Symantec has described the Daxin malware as the most advanced piece of malware its researchers have seen used by a China-linked actor. CISA also described it as "a highly sophisticated rootkit backdoor with complex, stealthy command and control (C2) functionality that enabled remote actors to communicate with secured devices not connected directly to the internet".

Symantec states the earliest known sample dates to 2013, with "all of the advanced features seen in the most recent variants, with a large part of the codebase having already been fully developed". Yikes!

Chinese Attribute Historical Campaign to Equation Group

In a nice symmetry, Pangu Lab, a Chinese cyber security company has released a report into malware it calls Bvp47 that it attributes to NSA. This malware was also detected in 2013. It's possible that this report indicates a new naming and shaming strategy for the Chinese.

Sandworm Assembles Botnet

CISA and the UK governments released a joint advisory on new malware they believe originates from the Sandworm group, which has been attributed to Russia's GRU military intelligence unit.
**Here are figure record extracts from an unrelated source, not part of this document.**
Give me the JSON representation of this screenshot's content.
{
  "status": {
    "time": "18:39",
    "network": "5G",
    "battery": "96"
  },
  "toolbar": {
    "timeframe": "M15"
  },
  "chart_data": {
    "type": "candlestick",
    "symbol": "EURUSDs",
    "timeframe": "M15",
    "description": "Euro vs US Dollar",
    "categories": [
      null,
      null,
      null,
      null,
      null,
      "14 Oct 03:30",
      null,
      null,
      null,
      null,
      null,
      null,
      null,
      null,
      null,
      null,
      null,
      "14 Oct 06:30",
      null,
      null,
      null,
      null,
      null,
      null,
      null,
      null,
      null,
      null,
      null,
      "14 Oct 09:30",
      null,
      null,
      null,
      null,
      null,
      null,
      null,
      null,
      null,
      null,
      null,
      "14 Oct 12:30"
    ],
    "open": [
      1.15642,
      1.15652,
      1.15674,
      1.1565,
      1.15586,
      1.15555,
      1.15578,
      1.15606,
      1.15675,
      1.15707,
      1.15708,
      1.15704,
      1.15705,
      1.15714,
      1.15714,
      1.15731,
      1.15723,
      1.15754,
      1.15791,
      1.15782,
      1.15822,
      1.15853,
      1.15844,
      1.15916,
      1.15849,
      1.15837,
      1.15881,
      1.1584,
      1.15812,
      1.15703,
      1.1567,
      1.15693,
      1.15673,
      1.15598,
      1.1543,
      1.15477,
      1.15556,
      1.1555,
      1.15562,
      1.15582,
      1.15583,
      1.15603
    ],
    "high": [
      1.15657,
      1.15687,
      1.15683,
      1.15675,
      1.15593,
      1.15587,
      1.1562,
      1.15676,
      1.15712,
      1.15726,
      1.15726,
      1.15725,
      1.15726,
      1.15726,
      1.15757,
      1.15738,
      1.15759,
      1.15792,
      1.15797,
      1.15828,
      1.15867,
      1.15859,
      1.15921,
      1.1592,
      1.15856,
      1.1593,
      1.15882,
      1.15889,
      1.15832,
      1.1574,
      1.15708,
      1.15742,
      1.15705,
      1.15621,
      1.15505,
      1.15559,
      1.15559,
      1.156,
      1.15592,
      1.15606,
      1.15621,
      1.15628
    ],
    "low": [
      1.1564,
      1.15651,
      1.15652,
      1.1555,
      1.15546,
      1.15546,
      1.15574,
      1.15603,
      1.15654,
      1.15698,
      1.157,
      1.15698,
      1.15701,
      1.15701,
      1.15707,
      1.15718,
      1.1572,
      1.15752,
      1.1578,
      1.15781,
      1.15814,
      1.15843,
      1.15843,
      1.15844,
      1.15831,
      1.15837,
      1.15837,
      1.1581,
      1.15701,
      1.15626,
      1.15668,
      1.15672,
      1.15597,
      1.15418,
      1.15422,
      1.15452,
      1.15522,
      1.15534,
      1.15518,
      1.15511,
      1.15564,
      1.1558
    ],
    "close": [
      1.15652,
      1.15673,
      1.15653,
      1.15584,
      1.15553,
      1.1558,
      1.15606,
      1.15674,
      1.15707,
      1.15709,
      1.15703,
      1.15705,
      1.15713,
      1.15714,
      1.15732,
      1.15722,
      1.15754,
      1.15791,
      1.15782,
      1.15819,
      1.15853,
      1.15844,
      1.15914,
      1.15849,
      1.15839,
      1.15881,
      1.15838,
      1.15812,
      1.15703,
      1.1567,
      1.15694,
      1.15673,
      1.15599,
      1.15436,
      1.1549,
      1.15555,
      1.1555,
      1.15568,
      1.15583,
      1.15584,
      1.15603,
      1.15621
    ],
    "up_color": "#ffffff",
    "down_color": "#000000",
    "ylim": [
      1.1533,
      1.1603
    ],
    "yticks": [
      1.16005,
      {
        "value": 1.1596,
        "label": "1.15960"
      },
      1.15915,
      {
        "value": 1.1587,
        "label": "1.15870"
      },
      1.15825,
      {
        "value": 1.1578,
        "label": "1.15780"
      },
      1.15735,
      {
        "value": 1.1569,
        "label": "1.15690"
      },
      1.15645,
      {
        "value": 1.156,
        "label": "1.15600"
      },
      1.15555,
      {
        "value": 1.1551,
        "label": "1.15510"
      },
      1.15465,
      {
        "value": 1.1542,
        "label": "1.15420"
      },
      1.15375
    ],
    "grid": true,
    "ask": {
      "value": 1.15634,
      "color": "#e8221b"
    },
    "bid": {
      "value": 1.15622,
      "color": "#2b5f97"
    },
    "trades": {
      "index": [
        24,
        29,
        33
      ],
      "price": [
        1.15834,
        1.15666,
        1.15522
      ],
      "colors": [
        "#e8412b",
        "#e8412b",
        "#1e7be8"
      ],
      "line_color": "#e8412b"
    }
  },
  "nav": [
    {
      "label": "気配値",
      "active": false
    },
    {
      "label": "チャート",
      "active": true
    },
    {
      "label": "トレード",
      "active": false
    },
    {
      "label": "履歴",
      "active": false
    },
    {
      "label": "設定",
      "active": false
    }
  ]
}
Cyclops Blink targets home and small office networking devices, in particular Watchguard firewall devices (although perhaps not exclusively). Cyclops Blink replaces VPNFilter, another widespread GRU botnet. To us, it looks like these botnets are enablers for the GRU, effectively providing a widespread VPN that also includes various attack capabilities such as MITM and HTTPS downgrade attacks.

Why the Warning on MuddyWater?

The UK and US governments issued a joint cyber security advisory about the Iranian Ministry of Intelligence and Security group MuddyWater aka SeedWorm. There is no specific information about what MuddyWater are actually doing, but it must be something to warrant an alert given other current events in Ukraine.